A top computer science expert in the U.S. has warned that humans could be defenseless when faced with threats from robots that are able to think for themselves and are made to kill.

Stuart Russell from the University of California at Berkeley said that these deadly drones could be the final stage of the ongoing technological march toward the lethal autonomous weapons systems (LAWS), which have been described as warfare's third revolution after gunpowder and nuclear arms.

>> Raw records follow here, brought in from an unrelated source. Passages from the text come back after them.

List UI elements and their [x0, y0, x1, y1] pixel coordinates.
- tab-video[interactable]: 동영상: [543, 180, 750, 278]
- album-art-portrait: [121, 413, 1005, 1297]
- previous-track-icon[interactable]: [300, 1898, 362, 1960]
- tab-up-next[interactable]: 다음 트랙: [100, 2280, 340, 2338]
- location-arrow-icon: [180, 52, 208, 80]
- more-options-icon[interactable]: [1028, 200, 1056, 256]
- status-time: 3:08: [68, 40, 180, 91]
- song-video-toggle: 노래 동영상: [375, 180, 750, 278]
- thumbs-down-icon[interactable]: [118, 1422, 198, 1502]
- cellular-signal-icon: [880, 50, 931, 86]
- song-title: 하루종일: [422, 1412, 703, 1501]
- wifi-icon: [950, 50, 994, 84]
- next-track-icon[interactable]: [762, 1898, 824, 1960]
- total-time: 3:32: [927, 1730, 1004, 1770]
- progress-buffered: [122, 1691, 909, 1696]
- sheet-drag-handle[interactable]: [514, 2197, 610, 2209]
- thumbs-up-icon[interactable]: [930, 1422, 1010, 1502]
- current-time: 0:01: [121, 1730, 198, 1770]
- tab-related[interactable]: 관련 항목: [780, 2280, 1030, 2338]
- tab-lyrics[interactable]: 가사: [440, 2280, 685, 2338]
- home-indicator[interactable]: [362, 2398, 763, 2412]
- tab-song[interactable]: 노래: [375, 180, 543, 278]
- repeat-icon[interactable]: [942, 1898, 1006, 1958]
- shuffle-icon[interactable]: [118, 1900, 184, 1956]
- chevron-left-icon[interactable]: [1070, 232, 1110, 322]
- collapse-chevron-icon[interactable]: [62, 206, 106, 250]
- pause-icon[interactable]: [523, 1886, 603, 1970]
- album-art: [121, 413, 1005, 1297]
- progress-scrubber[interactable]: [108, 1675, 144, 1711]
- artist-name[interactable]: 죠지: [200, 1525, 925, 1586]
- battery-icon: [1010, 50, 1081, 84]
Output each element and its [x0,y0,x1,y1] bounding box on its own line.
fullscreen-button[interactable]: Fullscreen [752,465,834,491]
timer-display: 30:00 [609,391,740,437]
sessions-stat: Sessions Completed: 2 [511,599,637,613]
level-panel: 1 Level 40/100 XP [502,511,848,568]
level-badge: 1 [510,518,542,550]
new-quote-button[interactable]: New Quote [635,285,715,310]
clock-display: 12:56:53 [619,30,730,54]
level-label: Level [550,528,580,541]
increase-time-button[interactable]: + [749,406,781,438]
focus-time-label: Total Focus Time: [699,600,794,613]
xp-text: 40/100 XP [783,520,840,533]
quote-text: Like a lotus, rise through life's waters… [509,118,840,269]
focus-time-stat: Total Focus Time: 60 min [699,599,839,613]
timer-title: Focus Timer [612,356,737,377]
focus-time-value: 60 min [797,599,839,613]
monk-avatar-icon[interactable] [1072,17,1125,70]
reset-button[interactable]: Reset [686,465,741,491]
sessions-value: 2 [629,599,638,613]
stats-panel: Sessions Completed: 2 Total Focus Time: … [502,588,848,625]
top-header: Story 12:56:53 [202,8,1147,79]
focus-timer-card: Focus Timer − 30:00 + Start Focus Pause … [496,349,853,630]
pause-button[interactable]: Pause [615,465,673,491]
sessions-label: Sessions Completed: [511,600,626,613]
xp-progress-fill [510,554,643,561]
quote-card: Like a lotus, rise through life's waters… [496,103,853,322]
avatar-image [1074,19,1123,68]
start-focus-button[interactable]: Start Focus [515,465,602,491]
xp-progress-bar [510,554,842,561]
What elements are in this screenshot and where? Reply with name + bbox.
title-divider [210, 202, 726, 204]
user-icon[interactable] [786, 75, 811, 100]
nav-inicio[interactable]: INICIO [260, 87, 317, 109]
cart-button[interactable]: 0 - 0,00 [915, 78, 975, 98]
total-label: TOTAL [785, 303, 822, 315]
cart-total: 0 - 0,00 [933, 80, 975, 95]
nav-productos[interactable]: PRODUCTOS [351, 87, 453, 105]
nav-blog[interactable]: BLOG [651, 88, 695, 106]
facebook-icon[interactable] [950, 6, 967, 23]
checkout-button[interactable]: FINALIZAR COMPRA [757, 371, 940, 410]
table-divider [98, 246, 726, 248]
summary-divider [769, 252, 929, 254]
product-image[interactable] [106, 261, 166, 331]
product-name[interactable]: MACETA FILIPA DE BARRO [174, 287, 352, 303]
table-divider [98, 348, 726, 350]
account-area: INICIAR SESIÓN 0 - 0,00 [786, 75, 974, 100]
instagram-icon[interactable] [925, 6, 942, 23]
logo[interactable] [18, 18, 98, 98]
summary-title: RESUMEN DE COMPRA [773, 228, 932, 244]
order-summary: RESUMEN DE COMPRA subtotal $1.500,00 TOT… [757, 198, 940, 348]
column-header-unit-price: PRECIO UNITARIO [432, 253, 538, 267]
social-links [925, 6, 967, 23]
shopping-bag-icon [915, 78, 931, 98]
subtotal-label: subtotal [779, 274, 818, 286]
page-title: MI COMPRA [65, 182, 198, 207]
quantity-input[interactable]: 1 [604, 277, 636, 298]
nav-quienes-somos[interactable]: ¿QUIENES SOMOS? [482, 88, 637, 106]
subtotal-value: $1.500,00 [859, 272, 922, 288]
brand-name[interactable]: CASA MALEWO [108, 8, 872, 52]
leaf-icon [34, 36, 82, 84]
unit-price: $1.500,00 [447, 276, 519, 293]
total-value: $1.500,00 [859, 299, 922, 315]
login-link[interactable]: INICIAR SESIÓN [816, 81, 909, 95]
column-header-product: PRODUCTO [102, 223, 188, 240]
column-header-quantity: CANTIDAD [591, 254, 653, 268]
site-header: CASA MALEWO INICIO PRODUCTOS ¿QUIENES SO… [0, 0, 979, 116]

In a comment article published in Nature on May 27, Russell said that the feasibility of weapons that are no longer controlled by humans but by artificial intelligence are no longer constrained in the distant future—they could be practically feasible not in decades but in as little as a few years.

He argued that these machines could be restricted not by their intelligence but by their physical constraints such as their firepower, mobility and speed.

Autonomous weapons systems are able to choose and engage targets without the need for human intervention, and these could be deadly when their targets include humans. Such advanced and lethal machines may include, for instance, armed quadcopters that can hunt and eliminate enemy combatants.

LAWS do not include remotely piloted drones and cruise missiles that still require humans making the targeting decisions.

Artificial intelligence (A.I.) and robotics components that exist today have capabilities such as perception, mapping, motor control, navigation and long-term planning, and these only need to be combined.

The technology that can be seen in self-driving cars, for instance, can be combined with the tactical control capability of DeepMind's DQN system, and these could be capable of supporting search and destroy missions.

Humanitarian law does not currently have provisions for this kind of technology, and it remains to be seen whether the international community would be supportive of a treaty that would limit or ban LAWS.

Russell has already asked his peers, scientists who specialize in A.I. and robotics, as well as professional scientific organizations to make a stand on LAWS just as biologists clarified their stance on the use of disease agents in war and physicists on the use of nuclear weapons.

Russell said that LAWS may violate human dignity's fundamental principles by giving machines the chance to choose whom to kill, such as when these are tasked to eliminate people who exhibit threatening behavior.

"The potential for LAWS technologies to bleed over into peacetime policing functions is evident to human-rights organizations and drone manufacturers," Russell said.